I set submit my application through the command:
/opt/spark233/bin/spark-submit --properties-file /opt/spark.conf --conf spark.local.dir=/tmp/spark_local -v --class org.apache.spark.examples.mllib.SparseNaiveBayes --master spark://bdw-slave20:7077 /opt/sparkbench/assembly/target/sparkbench-assembly-7.1-SNAPSHOT-dist.jar hdfs://bdw-slave20:8020/Bayes/Input
the spark.local.dir in ${SPARK_HOME}/conf/spark-defaults.conf is:
spark.local.dir=/mnt/nvme1/spark_local
when the application is running, I found the intermediate shuffle data was wrote to /mnt/nvme1/spark_local, which is set through ${SPARK_HOME}/conf/spark-defaults.conf, but the Web UI shows that the environment value spark.local.dir=/tmp/spark_local.

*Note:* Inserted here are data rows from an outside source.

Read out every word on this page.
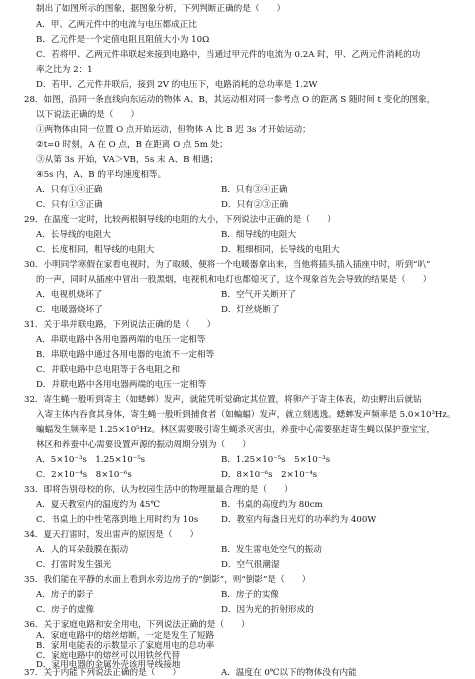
制出了如图所示的图象，据图象分析，下列判断正确的是（　　）
A．甲、乙两元件中的电流与电压都成正比
B．乙元件是一个定值电阻且阻值大小为 10Ω
C．若将甲、乙两元件串联起来接到电路中，当通过甲元件的电流为 0.2A 时，甲、乙两元件消耗的功
率之比为 2：1
D．若甲、乙元件并联后，接到 2V 的电压下，电路消耗的总功率是 1.2W
28．如图，沿同一条直线向东运动的物体 A、B，其运动相对同一参考点 O 的距离 S 随时间 t 变化的图象，
以下说法正确的是（　　）
①两物体由同一位置 O 点开始运动，但物体 A 比 B 迟 3s 才开始运动；
②t=0 时刻，A 在 O 点，B 在距离 O 点 5m 处；
③从第 3s 开始，VA＞VB，5s 末 A、B 相遇；
④5s 内，A、B 的平均速度相等。
A．只有①④正确	B．只有③④正确
C．只有①③正确	D．只有②③正确
29．在温度一定时，比较两根铜导线的电阻的大小，下列说法中正确的是（　　）
A．长导线的电阻大	B．细导线的电阻大
C．长度相同，粗导线的电阻大	D．粗细相同，长导线的电阻大
30．小明同学寒假在家看电视时，为了取暖，便将一个电暖器拿出来，当他将插头插入插座中时，听到“叭”
的一声，同时从插座中冒出一股黑烟，电视机和电灯也都熄灭了，这个现象首先会导致的结果是（　　）
A．电视机烧坏了	B．空气开关断开了
C．电暖器烧坏了	D．灯丝烧断了
31．关于串并联电路，下列说法正确的是（　　）
A．串联电路中各用电器两端的电压一定相等
B．串联电路中通过各用电器的电流不一定相等
C．并联电路中总电阻等于各电阻之和
D．并联电路中各用电器两端的电压一定相等
32．寄生蝇一般听到寄主（如蟋蟀）发声，就能凭听觉确定其位置，将卵产于寄主体表，幼虫孵出后就钻
入寄主体内吞食其身体，寄生蝇一般听到捕食者（如蝙蝠）发声，就立刻逃逸。蟋蟀发声频率是 5.0×10³Hz。
蝙蝠发生频率是 1.25×10⁵Hz。林区需要吸引寄生蝇杀灭害虫，养蚕中心需要驱赶寄生蝇以保护蚕宝宝，
林区和养蚕中心需要设置声源的振动周期分别为（　　）
A．5×10⁻³s　1.25×10⁻⁵s	B．1.25×10⁻⁵s　5×10⁻³s
C．2×10⁻⁴s　8×10⁻⁶s	D．8×10⁻⁶s　2×10⁻⁴s
33．即将告别母校的你，认为校园生活中的物理量最合理的是（　　）
A．夏天教室内的温度约为 45℃	B．书桌的高度约为 80cm
C．书桌上的中性笔落到地上用时约为 10s	D．教室内每盏日光灯的功率约为 400W
34．夏天打雷时，发出雷声的原因是（　　）
A．人的耳朵鼓膜在振动	B．发生雷电处空气的振动
C．打雷时发生强光	D．空气很潮湿
35．我们能在平静的水面上看到水旁边房子的“倒影”，则“倒影”是（　　）
A．房子的影子	B．房子的实像
C．房子的虚像	D．因为光的折射形成的
36．关于家庭电路和安全用电，下列说法正确的是（　　）
A．家庭电路中的熔丝熔断，一定是发生了短路
B．家用电能表的示数显示了家庭用电的总功率
C．家庭电路中的熔丝可以用铁丝代替
D．家用电器的金属外壳该用导线接地
37．关于内能下列说法正确的是（　　）	A．温度在 0℃以下的物体没有内能
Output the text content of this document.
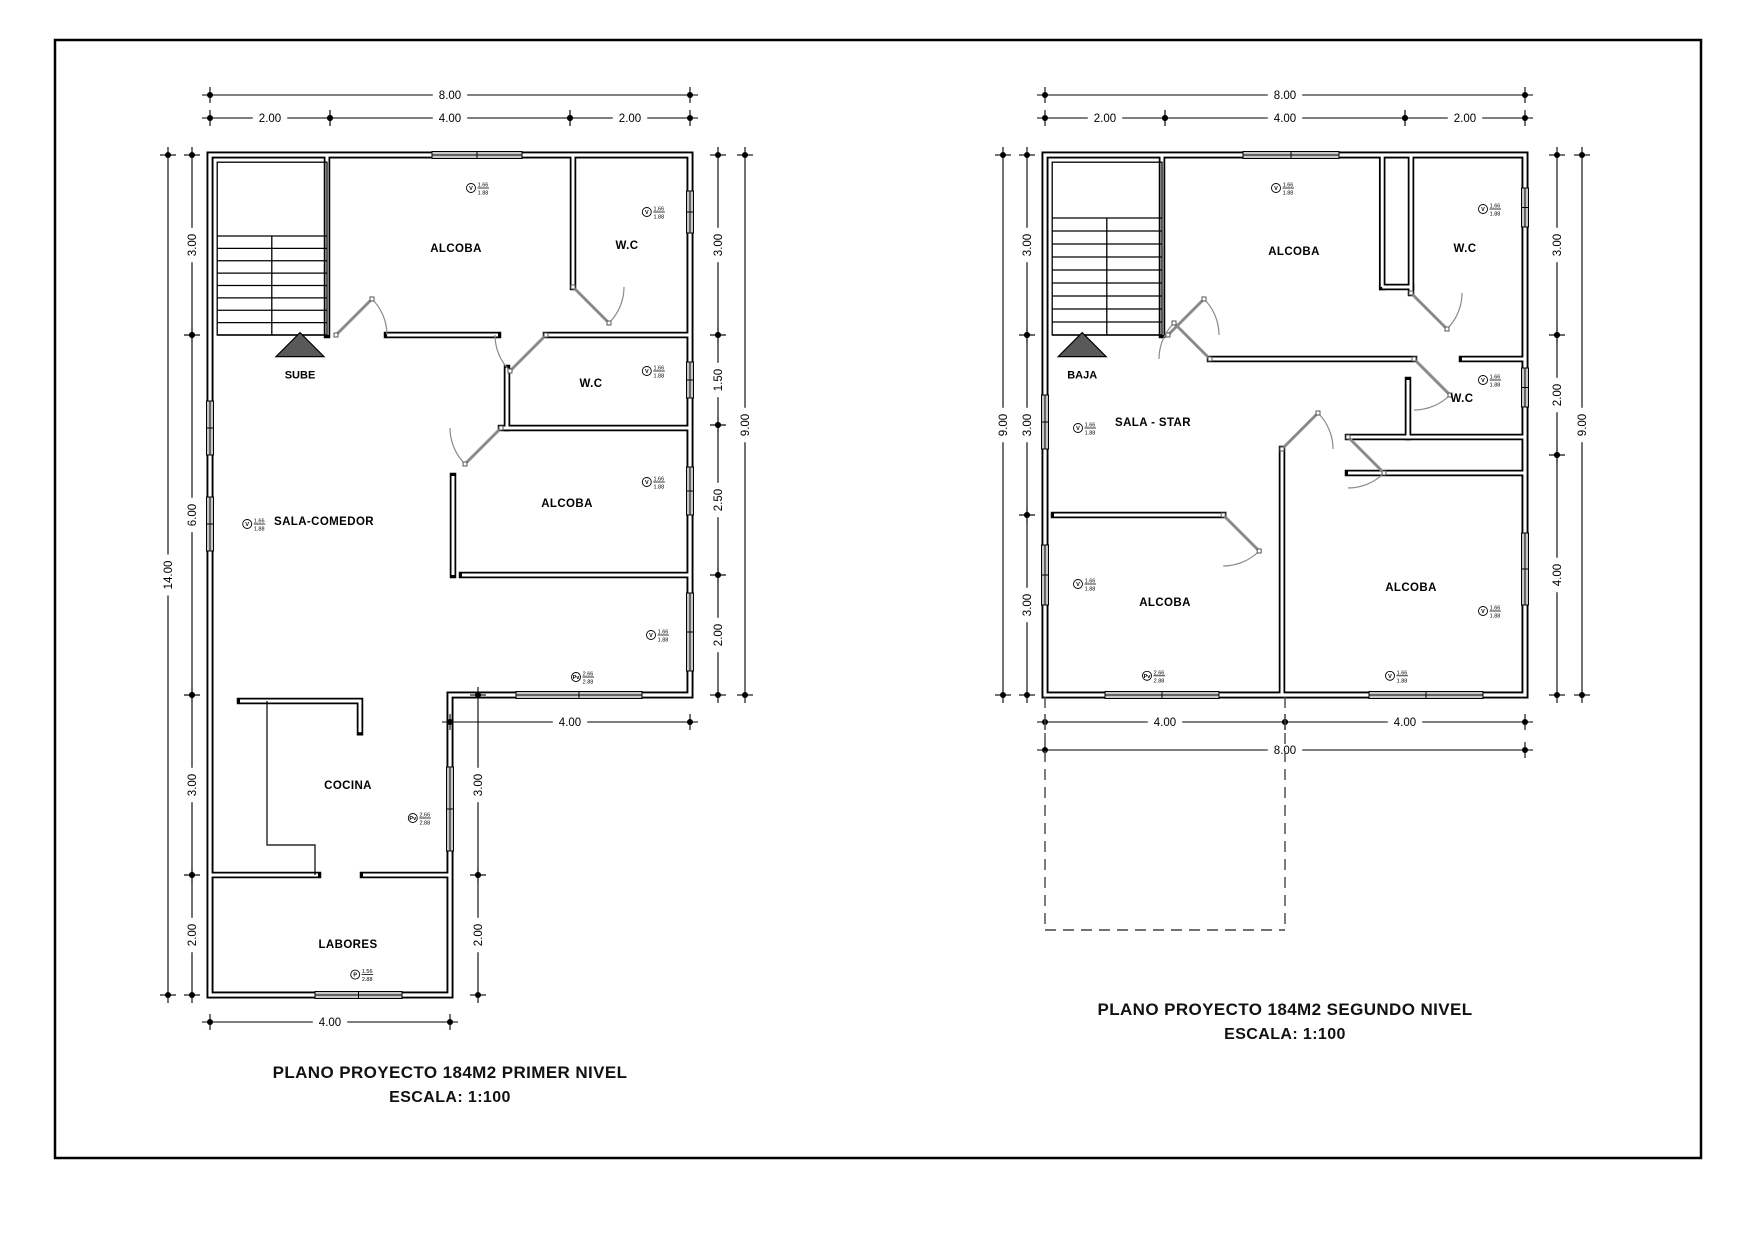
SUBE
ALCOBA	W.C
W.C
ALCOBA
SALA-COMEDOR
COCINA
LABORES
V
1.66
1.88
V
1.66
1.88
V
1.66
1.88
V
1.66
1.88
V
1.66
1.88
V
1.66
1.88
Pv
2.66
2.88
Pv
2.66
2.88
P
1.56
2.88
8.00
2.00	4.00	2.00
4.00
4.00
14.00
3.00
6.00
3.00
2.00
9.00
3.00
1.50
2.50
2.00
3.00
2.00
BAJA
ALCOBA	W.C
W.C
SALA - STAR
ALCOBA
ALCOBA
V
1.66
1.88
V
1.66
1.88
V
1.66
1.88
V
1.66
1.88
V
1.66
1.88
V
1.66
1.88
Pv
2.66
2.88
V
1.66
1.88
8.00
2.00	4.00	2.00
4.00	4.00
8.00
9.00
3.00
3.00
3.00
9.00
3.00
2.00
4.00
PLANO PROYECTO 184M2 PRIMER NIVEL
ESCALA: 1:100
PLANO PROYECTO 184M2 SEGUNDO NIVEL
ESCALA: 1:100
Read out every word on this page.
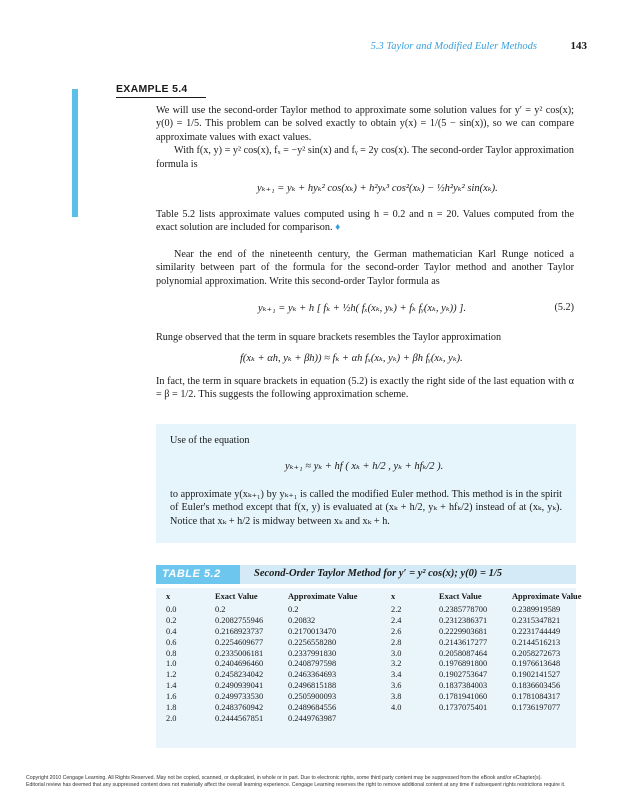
5.3 Taylor and Modified Euler Methods	143
EXAMPLE 5.4

We will use the second-order Taylor method to approximate some solution values for y′ = y² cos(x); y(0) = 1/5. This problem can be solved exactly to obtain y(x) = 1/(5 − sin(x)), so we can compare approximate values with exact values.

With f(x, y) = y² cos(x), fₓ = −y² sin(x) and fᵧ = 2y cos(x). The second-order Taylor approximation formula is

yₖ₊₁ = yₖ + hyₖ² cos(xₖ) + h²yₖ³ cos²(xₖ) − ½h²yₖ² sin(xₖ).

Table 5.2 lists approximate values computed using h = 0.2 and n = 20. Values computed from the exact solution are included for comparison. ♦

Near the end of the nineteenth century, the German mathematician Karl Runge noticed a similarity between part of the formula for the second-order Taylor method and another Taylor polynomial approximation. Write this second-order Taylor formula as

yₖ₊₁ = yₖ + h [ fₖ + ½h( fₓ(xₖ, yₖ) + fₖ fᵧ(xₖ, yₖ)) ].	(5.2)

Runge observed that the term in square brackets resembles the Taylor approximation

f(xₖ + αh, yₖ + βh)) ≈ fₖ + αh fₓ(xₖ, yₖ) + βh fᵧ(xₖ, yₖ).

In fact, the term in square brackets in equation (5.2) is exactly the right side of the last equation with α = β = 1/2. This suggests the following approximation scheme.

Use of the equation
yₖ₊₁ ≈ yₖ + hf ( xₖ + h/2 , yₖ + hfₖ/2 ).
to approximate y(xₖ₊₁) by yₖ₊₁ is called the modified Euler method. This method is in the spirit of Euler's method except that f(x, y) is evaluated at (xₖ + h/2, yₖ + hfₖ/2) instead of at (xₖ, yₖ). Notice that xₖ + h/2 is midway between xₖ and xₖ + h.
TABLE 5.2	Second-Order Taylor Method for y′ = y² cos(x); y(0) = 1/5
x	Exact Value	Approximate Value	x	Exact Value	Approximate Value
0.0	0.2	0.2	2.2	0.2385778700	0.2389919589
0.2	0.2082755946	0.20832	2.4	0.2312386371	0.2315347821
0.4	0.2168923737	0.2170013470	2.6	0.2229903681	0.2231744449
0.6	0.2254609677	0.2256558280	2.8	0.2143617277	0.2144516213
0.8	0.2335006181	0.2337991830	3.0	0.2058087464	0.2058272673
1.0	0.2404696460	0.2408797598	3.2	0.1976891800	0.1976613648
1.2	0.2458234042	0.2463364693	3.4	0.1902753647	0.1902141527
1.4	0.2490939041	0.2496815188	3.6	0.1837384003	0.1836603456
1.6	0.2499733530	0.2505900093	3.8	0.1781941060	0.1781084317
1.8	0.2483760942	0.2489684556	4.0	0.1737075401	0.1736197077
2.0	0.2444567851	0.2449763987			
Copyright 2010 Cengage Learning. All Rights Reserved. May not be copied, scanned, or duplicated, in whole or in part. Due to electronic rights, some third party content may be suppressed from the eBook and/or eChapter(s).
Editorial review has deemed that any suppressed content does not materially affect the overall learning experience. Cengage Learning reserves the right to remove additional content at any time if subsequent rights restrictions require it.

The spark-submit verbose also shows spark.local.dir=/tmp/spark_local, it's misleading.
spark-submit verbose:
XXXX
Spark properties used, including those specified through
--conf and those from the properties file /opt/spark.conf:
(spark.local.dir,/tmp/spark_local)
(spark.default.parallelism,132)
(spark.driver.memory,10g)
(spark.executor.memory,352g)
XXXXX